La Confédération Africaine de Sport Pétanque (CASP) a publié un nouveau communiqué dans lequel elle revient sur la visite effectuée au Royaume du Maroc par Idrissou Ibrahima, présenté comme président de l’ancienne Confédération Africaine des Sports Boules (CASB). À travers ce texte, la CASP rappelle une réalité institutionnelle importante : l’ancienne CASB ne bénéficie plus de la reconnaissance de la Fédération Internationale de Pétanque et Jeu Provençal (FIPJP) et ne regrouperait plus aucune fédération nationale africaine affiliée à cette dernière.
Au-delà du simple communiqué, cette prise de position soulève une question essentielle : pourquoi d’anciens dirigeants, aujourd’hui suspendus ou écartés des instances reconnues, continuent-ils à intervenir dans les affaires de la pétanque marocaine et africaine ?
Selon la CASP, l’histoire de cette crise remonte à 2014, période durant laquelle plusieurs fédérations africaines avaient choisi de soutenir le Royaume du Maroc face à une gouvernance contestée de l’ancienne structure continentale. Ce choix avait conduit à la constitution du Groupe de Rabat, malgré de lourdes conséquences pour plusieurs fédérations et responsables africains. Avec le temps, ce mouvement s’est renforcé jusqu’à rassembler, selon le communiqué, les fédérations africaines affiliées à la FIPJP.
Aujourd’hui, la situation institutionnelle semble clairement établie du point de vue de la CASP : la pétanque africaine est représentée par une confédération reconnue, la CASP, et le Royaume du Maroc en assure la présidence. Cette responsabilité continentale donne au Maroc une place centrale dans la structuration, la défense et le développement de la pétanque africaine.
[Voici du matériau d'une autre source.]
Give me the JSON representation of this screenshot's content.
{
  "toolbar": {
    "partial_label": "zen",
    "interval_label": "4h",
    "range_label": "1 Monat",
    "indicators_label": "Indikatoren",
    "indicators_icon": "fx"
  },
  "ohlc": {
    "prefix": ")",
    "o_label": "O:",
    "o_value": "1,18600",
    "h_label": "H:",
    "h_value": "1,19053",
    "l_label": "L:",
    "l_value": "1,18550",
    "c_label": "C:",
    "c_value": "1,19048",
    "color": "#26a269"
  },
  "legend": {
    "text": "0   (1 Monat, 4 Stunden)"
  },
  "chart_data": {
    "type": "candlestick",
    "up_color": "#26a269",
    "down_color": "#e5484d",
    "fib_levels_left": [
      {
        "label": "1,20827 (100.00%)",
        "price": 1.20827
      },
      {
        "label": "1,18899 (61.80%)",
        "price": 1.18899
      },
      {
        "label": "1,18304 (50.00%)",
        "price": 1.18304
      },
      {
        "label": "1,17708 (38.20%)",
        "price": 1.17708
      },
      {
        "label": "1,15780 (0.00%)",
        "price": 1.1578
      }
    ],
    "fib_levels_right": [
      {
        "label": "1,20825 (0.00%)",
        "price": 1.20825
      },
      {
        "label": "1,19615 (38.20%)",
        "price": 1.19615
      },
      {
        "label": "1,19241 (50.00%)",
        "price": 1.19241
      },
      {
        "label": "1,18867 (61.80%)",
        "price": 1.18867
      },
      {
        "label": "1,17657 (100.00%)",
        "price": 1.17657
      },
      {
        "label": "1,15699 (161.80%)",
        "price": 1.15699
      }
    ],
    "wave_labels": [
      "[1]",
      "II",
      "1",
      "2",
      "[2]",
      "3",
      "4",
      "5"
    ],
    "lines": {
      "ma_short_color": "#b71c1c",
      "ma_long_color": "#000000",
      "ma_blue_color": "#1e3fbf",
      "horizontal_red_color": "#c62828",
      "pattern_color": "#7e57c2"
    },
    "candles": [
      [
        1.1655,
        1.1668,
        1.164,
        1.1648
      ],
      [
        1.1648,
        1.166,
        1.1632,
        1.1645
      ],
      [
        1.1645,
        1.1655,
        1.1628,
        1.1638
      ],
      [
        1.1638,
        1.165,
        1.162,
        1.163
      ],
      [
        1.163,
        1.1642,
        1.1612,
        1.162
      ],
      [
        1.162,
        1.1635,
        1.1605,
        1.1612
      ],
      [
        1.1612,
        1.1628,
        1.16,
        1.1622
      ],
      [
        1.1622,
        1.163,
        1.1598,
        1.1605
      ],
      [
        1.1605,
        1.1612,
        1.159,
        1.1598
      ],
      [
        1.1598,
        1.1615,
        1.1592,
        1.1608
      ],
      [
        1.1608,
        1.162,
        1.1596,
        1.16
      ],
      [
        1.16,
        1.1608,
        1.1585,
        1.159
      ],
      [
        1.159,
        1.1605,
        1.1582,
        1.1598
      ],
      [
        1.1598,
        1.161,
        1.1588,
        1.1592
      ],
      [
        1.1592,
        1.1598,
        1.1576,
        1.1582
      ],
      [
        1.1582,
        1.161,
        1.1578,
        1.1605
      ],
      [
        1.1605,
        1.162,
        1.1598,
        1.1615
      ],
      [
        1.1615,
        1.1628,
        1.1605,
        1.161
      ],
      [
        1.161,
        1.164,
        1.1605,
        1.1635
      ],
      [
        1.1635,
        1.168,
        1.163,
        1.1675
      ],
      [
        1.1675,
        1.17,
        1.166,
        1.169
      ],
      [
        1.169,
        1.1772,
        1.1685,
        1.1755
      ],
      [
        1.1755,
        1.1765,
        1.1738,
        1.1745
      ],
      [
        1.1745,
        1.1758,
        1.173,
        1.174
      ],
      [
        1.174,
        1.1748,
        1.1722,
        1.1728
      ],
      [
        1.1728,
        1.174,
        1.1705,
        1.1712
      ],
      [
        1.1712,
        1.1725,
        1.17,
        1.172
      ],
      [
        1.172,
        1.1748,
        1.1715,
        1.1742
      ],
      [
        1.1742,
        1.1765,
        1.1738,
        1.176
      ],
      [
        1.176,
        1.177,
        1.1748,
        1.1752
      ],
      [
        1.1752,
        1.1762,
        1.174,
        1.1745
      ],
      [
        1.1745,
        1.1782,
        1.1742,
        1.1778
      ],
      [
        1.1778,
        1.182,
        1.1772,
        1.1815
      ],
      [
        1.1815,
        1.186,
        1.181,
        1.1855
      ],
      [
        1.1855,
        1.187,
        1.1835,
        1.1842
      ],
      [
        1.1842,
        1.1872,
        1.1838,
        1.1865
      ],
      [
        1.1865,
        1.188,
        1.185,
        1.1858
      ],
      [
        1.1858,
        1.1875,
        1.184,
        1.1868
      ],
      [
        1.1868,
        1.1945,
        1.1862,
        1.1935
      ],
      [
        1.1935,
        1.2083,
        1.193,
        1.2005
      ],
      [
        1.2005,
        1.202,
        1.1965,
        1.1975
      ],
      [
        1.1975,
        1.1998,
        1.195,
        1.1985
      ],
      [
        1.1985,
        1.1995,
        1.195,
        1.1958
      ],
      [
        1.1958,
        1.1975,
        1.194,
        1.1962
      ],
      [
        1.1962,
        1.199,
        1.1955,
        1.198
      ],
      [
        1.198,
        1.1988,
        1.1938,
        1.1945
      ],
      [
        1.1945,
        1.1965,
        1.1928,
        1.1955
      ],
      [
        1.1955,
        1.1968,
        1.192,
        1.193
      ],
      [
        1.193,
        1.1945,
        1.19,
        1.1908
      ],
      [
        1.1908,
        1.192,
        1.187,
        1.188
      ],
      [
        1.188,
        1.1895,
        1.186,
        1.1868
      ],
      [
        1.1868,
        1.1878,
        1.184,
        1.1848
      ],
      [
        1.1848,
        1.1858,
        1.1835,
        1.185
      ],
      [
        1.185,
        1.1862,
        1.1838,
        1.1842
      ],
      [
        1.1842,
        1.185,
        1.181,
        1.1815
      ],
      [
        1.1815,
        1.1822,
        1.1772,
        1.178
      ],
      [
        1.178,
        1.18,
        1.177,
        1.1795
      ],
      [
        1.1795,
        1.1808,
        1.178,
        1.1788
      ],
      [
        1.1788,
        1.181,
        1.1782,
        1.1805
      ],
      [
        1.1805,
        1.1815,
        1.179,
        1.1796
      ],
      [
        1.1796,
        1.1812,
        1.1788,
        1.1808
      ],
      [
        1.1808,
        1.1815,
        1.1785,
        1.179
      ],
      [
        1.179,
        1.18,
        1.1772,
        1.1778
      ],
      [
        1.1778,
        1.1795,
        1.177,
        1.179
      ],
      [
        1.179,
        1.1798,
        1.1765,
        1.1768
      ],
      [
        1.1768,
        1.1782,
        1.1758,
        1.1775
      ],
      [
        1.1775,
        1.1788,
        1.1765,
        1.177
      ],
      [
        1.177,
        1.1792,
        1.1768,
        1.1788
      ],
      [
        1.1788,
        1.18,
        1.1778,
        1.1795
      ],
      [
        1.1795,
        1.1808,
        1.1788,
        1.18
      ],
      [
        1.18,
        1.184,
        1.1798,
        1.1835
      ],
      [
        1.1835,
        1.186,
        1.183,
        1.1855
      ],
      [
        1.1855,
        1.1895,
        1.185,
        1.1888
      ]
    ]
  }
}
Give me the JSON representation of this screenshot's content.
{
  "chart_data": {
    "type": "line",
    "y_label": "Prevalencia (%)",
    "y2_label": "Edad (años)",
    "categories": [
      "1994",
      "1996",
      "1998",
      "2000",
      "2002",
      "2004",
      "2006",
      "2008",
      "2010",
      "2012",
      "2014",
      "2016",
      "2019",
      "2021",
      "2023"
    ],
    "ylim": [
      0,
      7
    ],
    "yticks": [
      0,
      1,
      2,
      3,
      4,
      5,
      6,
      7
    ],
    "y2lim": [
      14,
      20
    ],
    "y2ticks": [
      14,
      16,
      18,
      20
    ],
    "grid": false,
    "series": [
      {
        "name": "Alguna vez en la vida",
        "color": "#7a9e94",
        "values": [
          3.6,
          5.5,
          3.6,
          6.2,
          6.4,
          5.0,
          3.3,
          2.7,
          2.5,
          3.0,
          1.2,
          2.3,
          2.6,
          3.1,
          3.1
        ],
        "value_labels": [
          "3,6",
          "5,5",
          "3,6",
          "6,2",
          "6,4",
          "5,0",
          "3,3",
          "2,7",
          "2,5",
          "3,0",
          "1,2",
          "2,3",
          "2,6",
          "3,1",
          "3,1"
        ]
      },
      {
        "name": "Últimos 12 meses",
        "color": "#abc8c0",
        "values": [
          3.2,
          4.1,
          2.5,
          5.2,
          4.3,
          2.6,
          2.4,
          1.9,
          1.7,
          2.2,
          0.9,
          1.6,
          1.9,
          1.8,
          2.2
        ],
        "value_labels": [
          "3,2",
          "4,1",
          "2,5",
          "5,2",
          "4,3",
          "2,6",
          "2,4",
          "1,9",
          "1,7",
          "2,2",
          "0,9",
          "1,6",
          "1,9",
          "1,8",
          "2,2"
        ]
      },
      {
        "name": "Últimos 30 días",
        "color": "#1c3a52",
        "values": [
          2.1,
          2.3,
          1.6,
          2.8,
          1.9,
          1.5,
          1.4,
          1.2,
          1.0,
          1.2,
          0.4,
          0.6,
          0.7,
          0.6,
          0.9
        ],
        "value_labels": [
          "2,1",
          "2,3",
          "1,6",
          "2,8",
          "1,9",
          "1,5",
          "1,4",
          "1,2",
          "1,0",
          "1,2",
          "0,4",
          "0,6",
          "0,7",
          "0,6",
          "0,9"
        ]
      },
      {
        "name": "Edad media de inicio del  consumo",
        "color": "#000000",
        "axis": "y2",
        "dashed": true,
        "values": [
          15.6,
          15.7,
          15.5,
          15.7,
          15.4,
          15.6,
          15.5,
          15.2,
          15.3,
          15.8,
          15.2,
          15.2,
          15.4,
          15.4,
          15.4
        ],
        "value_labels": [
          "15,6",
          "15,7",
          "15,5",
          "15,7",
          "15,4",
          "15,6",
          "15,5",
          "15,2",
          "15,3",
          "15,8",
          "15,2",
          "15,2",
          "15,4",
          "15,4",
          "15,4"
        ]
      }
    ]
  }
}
C’est dans ce contexte que la visite d’Idrissou Ibrahima au Maroc prend une dimension particulière. La CASP estime regrettable qu’un responsable ne bénéficiant plus, selon elle, du soutien d’aucune fédération nationale africaine, trouve encore des relais auprès de certains ex-dirigeants marocains suspendus par la Fédération internationale. Pour la confédération africaine, cette situation pose une question de cohérence sportive et institutionnelle : comment peut-on prétendre défendre la pétanque marocaine tout en s’alignant sur ceux qui ont longtemps combattu ses choix et son rôle continental ?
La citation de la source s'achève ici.